The bad guys not only caused a blackout in Ukraine; they blunted efforts to restore power at the three affected electricity firms. The victims caught on to their tactics, but only after reverting to manual operations.

"This was an actual dogfight between the electrical company operators and the hackers," Touhill said.

One employee pulled out his Android smartphone and filmed a computer screen with a cursor moving seemingly of its own accord across the display, Touhill said. The adversary had gained control of the system. But score one for the good guys -- that hacked computer was a decoy.

"The bad guy didn't know that that particular one wasn't hooked up," Touhill said. The unknowing attacker was trying in vain to flick switches on an offline system.

After the attack ended, DHS analysts in January traveled to the scenes of the crime, where they saw evidence that some power supplies “were toasted" and hackers had crippled an emergency contact center to foil first responders, Touhill said.

The telephone center could not receive calls from "the guys in the bucket trucks” that would normally descend on substations to manually regain control of power operations, he explained.

The call center shutdown demonstrated the level of consciousness and forethought of the attackers, Touhill said.

Timeline of the Dec. 23, 2015, Cyber-Induced Ukraine Blackout

  • 2:30 p.m. Cyberattacks begin
  • 3:30 p.m. Power loss at one electricity company
  • 3:31 p.m.  Power goes out at another  distributor
  • 4:06 p.m. The third company loses power
  • 5:00 p.m. Telephone denial of service attack prevents companies and customers from reporting problems
  • 6:00 p.m. Data center power cut by attackers
  • Within 4 to 6 hours, all power in the affected areas was restored --  by switching to manual control

Each observed trick could have been stifled by security controls long used by some U.S. enterprises, Touhill said.

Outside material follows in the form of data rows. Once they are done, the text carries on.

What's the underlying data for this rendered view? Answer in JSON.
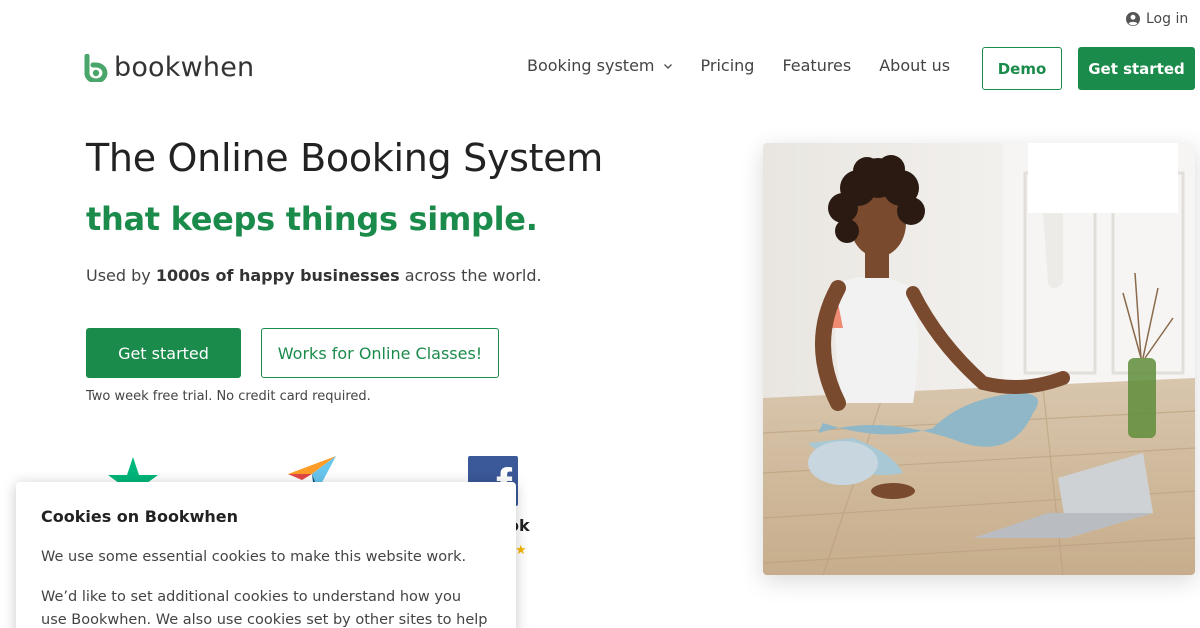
{
  "header": {
    "login_label": "Log in",
    "logo_text": "bookwhen",
    "nav": [
      "Booking system",
      "Pricing",
      "Features",
      "About us"
    ],
    "demo_label": "Demo",
    "get_started_label": "Get started"
  },
  "hero": {
    "title": "The Online Booking System",
    "subtitle": "that keeps things simple.",
    "used_prefix": "Used by ",
    "used_bold": "1000s of happy businesses",
    "used_suffix": " across the world.",
    "primary_cta": "Get started",
    "secondary_cta": "Works for Online Classes!",
    "trial_note": "Two week free trial. No credit card required."
  },
  "reviews": {
    "facebook_text_visible": "ok",
    "facebook_star": "★"
  },
  "cookie_banner": {
    "title": "Cookies on Bookwhen",
    "p1": "We use some essential cookies to make this website work.",
    "p2": "We’d like to set additional cookies to understand how you use Bookwhen. We also use cookies set by other sites to help us"
  },
  "colors": {
    "brand_green": "#1b8b4b",
    "facebook_blue": "#3b5998",
    "trustpilot_green": "#00b67a",
    "star_yellow": "#f5b400"
  },
  "icons": [
    "user-circle-icon",
    "chevron-down-icon",
    "bookwhen-logo-icon",
    "trustpilot-star-icon",
    "capterra-logo-icon",
    "facebook-logo-icon"
  ]
}
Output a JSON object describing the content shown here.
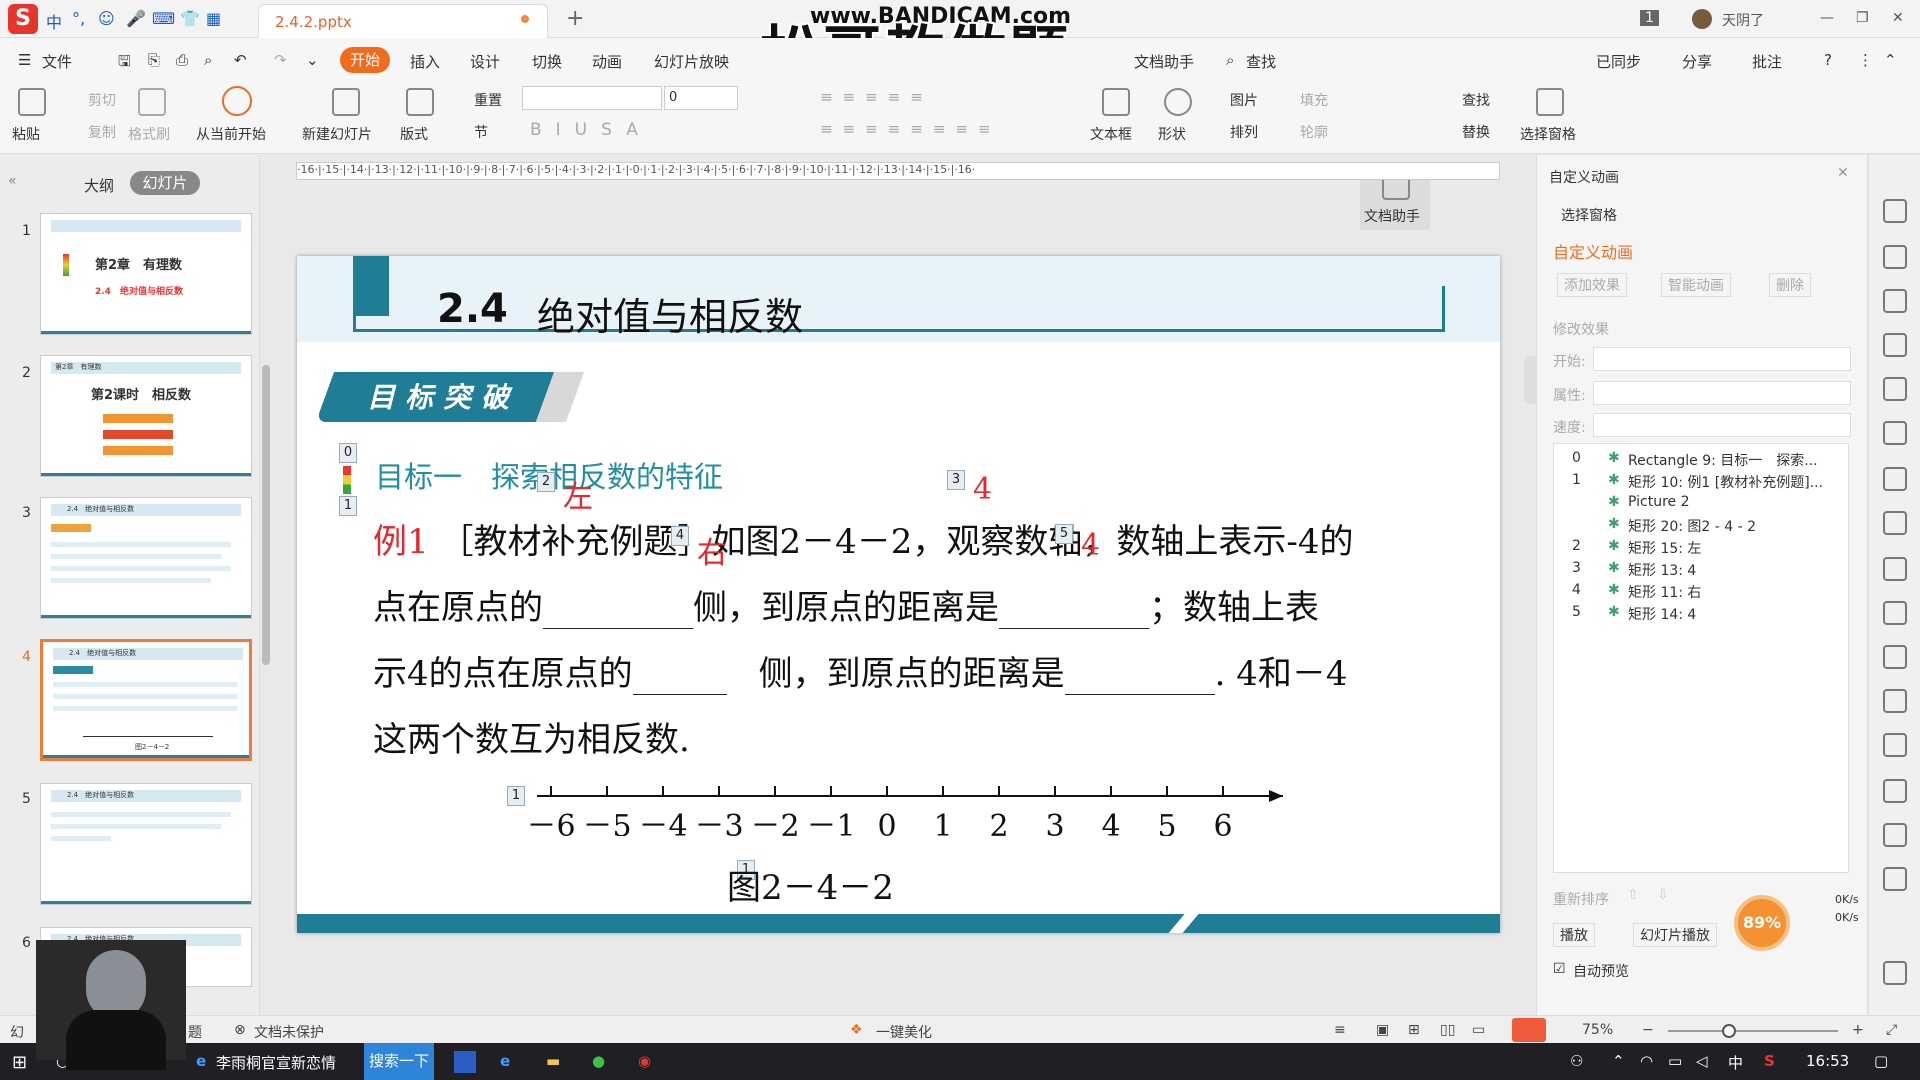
{
  "window": {
    "file_title": "2.4.2.pptx",
    "weather": "天阴了",
    "overlay_url": "www.BANDICAM.com",
    "overlay_text": "松哥教做题",
    "badge": "1"
  },
  "ime": [
    "中",
    "°,",
    "☺",
    "🎤",
    "⌨",
    "👕",
    "▦"
  ],
  "menu": [
    "文件",
    "开始",
    "插入",
    "设计",
    "切换",
    "动画",
    "幻灯片放映",
    "文档助手",
    "查找"
  ],
  "menu_right": [
    "已同步",
    "分享",
    "批注"
  ],
  "ribbon": {
    "paste": "粘贴",
    "cut": "剪切",
    "copy": "复制",
    "format_painter": "格式刷",
    "from_current": "从当前开始",
    "new_slide": "新建幻灯片",
    "layout": "版式",
    "reset": "重置",
    "section": "节",
    "font_size": "0",
    "textbox": "文本框",
    "shape": "形状",
    "picture": "图片",
    "fill": "填充",
    "arrange": "排列",
    "outline": "轮廓",
    "doc_assistant": "文档助手",
    "find": "查找",
    "replace": "替换",
    "selection_pane": "选择窗格"
  },
  "left_panel": {
    "tab_outline": "大纲",
    "tab_slides": "幻灯片",
    "numbers": [
      "1",
      "2",
      "3",
      "4",
      "5",
      "6"
    ]
  },
  "thumbs": {
    "t1_title": "第2章　有理数",
    "t1_sub": "2.4　绝对值与相反数",
    "t2_chapter": "第2章　有理数",
    "t2_title": "第2课时　相反数",
    "t3_head": "2.4　绝对值与相反数",
    "t4_head": "2.4　绝对值与相反数",
    "t5_head": "2.4　绝对值与相反数",
    "t6_head": "2.4　绝对值与相反数",
    "t4_caption": "图2－4－2"
  },
  "ruler": "·16·|·15·|·14·|·13·|·12·|·11·|·10·|·9·|·8·|·7·|·6·|·5·|·4·|·3·|·2·|·1·|·0·|·1·|·2·|·3·|·4·|·5·|·6·|·7·|·8·|·9·|·10·|·11·|·12·|·13·|·14·|·15·|·16·",
  "slide": {
    "title_num": "2.4",
    "title": "绝对值与相反数",
    "banner": "目标突破",
    "goal": "目标一　探索相反数的特征",
    "tags": [
      "0",
      "1",
      "2",
      "3",
      "4",
      "5",
      "1",
      "1"
    ],
    "example_label": "例1",
    "line1": "［教材补充例题］如图2－4－2，观察数轴，数轴上表示-4的",
    "line2a": "点在原点的",
    "line2b": "侧，到原点的距离是",
    "line2c": "；数轴上表",
    "line3a": "示4的点在原点的",
    "line3b": "侧，到原点的距离是",
    ".": "",
    "line3c": ". 4和－4",
    "line4": "这两个数互为相反数.",
    "answers": [
      "左",
      "4",
      "右",
      "4"
    ],
    "numline_labels": [
      "－6",
      "－5",
      "－4",
      "－3",
      "－2",
      "－1",
      "0",
      "1",
      "2",
      "3",
      "4",
      "5",
      "6"
    ],
    "fig_caption": "图2－4－2"
  },
  "right_pane": {
    "title": "自定义动画",
    "selection": "选择窗格",
    "custom_anim": "自定义动画",
    "add_effect": "添加效果",
    "smart_anim": "智能动画",
    "delete": "删除",
    "modify": "修改效果",
    "start": "开始:",
    "property": "属性:",
    "speed": "速度:",
    "reorder": "重新排序",
    "play": "播放",
    "slideshow": "幻灯片播放",
    "auto_preview": "自动预览",
    "speed_pct": "89%",
    "net_up": "0K/s",
    "net_down": "0K/s"
  },
  "anim_items": [
    {
      "num": "0",
      "text": "Rectangle 9: 目标一　探索..."
    },
    {
      "num": "1",
      "text": "矩形 10: 例1 [教材补充例题]..."
    },
    {
      "num": "",
      "text": "Picture 2"
    },
    {
      "num": "",
      "text": "矩形 20: 图2 - 4 - 2"
    },
    {
      "num": "2",
      "text": "矩形 15: 左"
    },
    {
      "num": "3",
      "text": "矩形 13: 4"
    },
    {
      "num": "4",
      "text": "矩形 11: 右"
    },
    {
      "num": "5",
      "text": "矩形 14: 4"
    }
  ],
  "status": {
    "left": "幻",
    "theme": "题",
    "protect": "文档未保护",
    "beautify": "一键美化",
    "zoom": "75%"
  },
  "taskbar": {
    "app1": "李雨桐官宣新恋情",
    "search": "搜索一下",
    "time": "16:53",
    "ime": "中"
  },
  "colors": {
    "accent": "#ef6c1e",
    "teal": "#1f7e95",
    "red": "#e8262b"
  }
}
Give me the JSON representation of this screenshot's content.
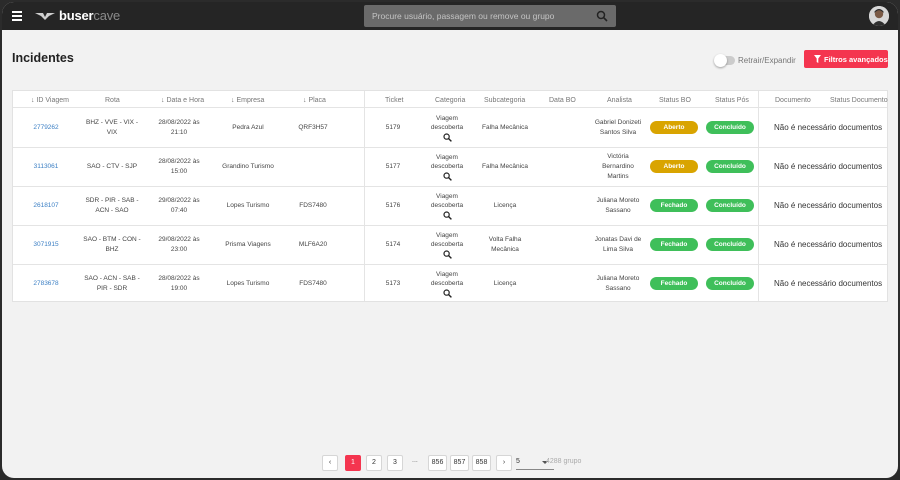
{
  "app": {
    "logo_bold": "buser",
    "logo_light": "cave",
    "search_placeholder": "Procure usuário, passagem ou remove ou grupo"
  },
  "page": {
    "title": "Incidentes",
    "toggle_label": "Retrair/Expandir",
    "toggle_on": false,
    "filter_button": "Filtros avançados"
  },
  "table": {
    "headers": {
      "id": "↓ ID Viagem",
      "rota": "Rota",
      "data": "↓ Data e Hora",
      "empresa": "↓ Empresa",
      "placa": "↓ Placa",
      "ticket": "Ticket",
      "categoria": "Categoria",
      "subcategoria": "Subcategoria",
      "data_bo": "Data BO",
      "analista": "Analista",
      "status_bo": "Status BO",
      "status_pos": "Status Pós",
      "documento": "Documento",
      "status_documento": "Status Documento"
    },
    "rows": [
      {
        "id": "2779262",
        "rota": "BHZ - VVE - VIX - VIX",
        "data": "28/08/2022 às 21:10",
        "empresa": "Pedra Azul",
        "placa": "QRF3H57",
        "ticket": "5179",
        "categoria": "Viagem descoberta",
        "subcategoria": "Falha Mecânica",
        "data_bo": "",
        "analista": "Gabriel Donizeti Santos Silva",
        "status_bo": "Aberto",
        "status_pos": "Concluído",
        "documento": "Não é necessário documentos"
      },
      {
        "id": "3113061",
        "rota": "SAO - CTV - SJP",
        "data": "28/08/2022 às 15:00",
        "empresa": "Grandino Turismo",
        "placa": "",
        "ticket": "5177",
        "categoria": "Viagem descoberta",
        "subcategoria": "Falha Mecânica",
        "data_bo": "",
        "analista": "Victória Bernardino Martins",
        "status_bo": "Aberto",
        "status_pos": "Concluído",
        "documento": "Não é necessário documentos"
      },
      {
        "id": "2618107",
        "rota": "SDR - PIR - SAB - ACN - SAO",
        "data": "29/08/2022 às 07:40",
        "empresa": "Lopes Turismo",
        "placa": "FDS7480",
        "ticket": "5176",
        "categoria": "Viagem descoberta",
        "subcategoria": "Licença",
        "data_bo": "",
        "analista": "Juliana Moreto Sassano",
        "status_bo": "Fechado",
        "status_pos": "Concluído",
        "documento": "Não é necessário documentos"
      },
      {
        "id": "3071915",
        "rota": "SAO - BTM - CON - BHZ",
        "data": "29/08/2022 às 23:00",
        "empresa": "Prisma Viagens",
        "placa": "MLF6A20",
        "ticket": "5174",
        "categoria": "Viagem descoberta",
        "subcategoria": "Volta Falha Mecânica",
        "data_bo": "",
        "analista": "Jonatas Davi de Lima Silva",
        "status_bo": "Fechado",
        "status_pos": "Concluído",
        "documento": "Não é necessário documentos"
      },
      {
        "id": "2783678",
        "rota": "SAO - ACN - SAB - PIR - SDR",
        "data": "28/08/2022 às 19:00",
        "empresa": "Lopes Turismo",
        "placa": "FDS7480",
        "ticket": "5173",
        "categoria": "Viagem descoberta",
        "subcategoria": "Licença",
        "data_bo": "",
        "analista": "Juliana Moreto Sassano",
        "status_bo": "Fechado",
        "status_pos": "Concluído",
        "documento": "Não é necessário documentos"
      }
    ]
  },
  "colors": {
    "aberto": "#d9a400",
    "fechado": "#3fbf5a",
    "concluido": "#3fbf5a",
    "accent": "#f4354f"
  },
  "pagination": {
    "prev": "‹",
    "pages": [
      "1",
      "2",
      "3"
    ],
    "ellipsis": "...",
    "last_pages": [
      "856",
      "857",
      "858"
    ],
    "next": "›",
    "per_page": "5",
    "total": "4288 grupo"
  }
}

The protections he cited include "multifactor" logins that require another form of ID besides a password, as well as the separation of control system networks from administrative networks.

Touhill also recommended restricting the ability to remotely access industrial systems and testing contingency procedures, including scenarios where an organization is forced to work under unsafe operations.

"BlackEnergy,” a type of spyware Russian hackers have previously used to target energy control systems, was present on the victims' networks, but Touhill stressed, “We haven't seen any indication that shows that the BlackEnergy contributed to this particular attack.”

A March 18 analysis of the outage by the SANS Industrial Control Systems Team, a consortium of information security experts, suggests that the attackers used BlackEnergy as one component to gain a foothold in victim IT environments.

It is doubtful BlackEnergy aided in the credential theft, Touhill told Nextgov after the speech.

“The role of BlackEnergy in this is very uncertain," he said. "My teams and I haven't seen sufficient evidence for us to draw that conclusion."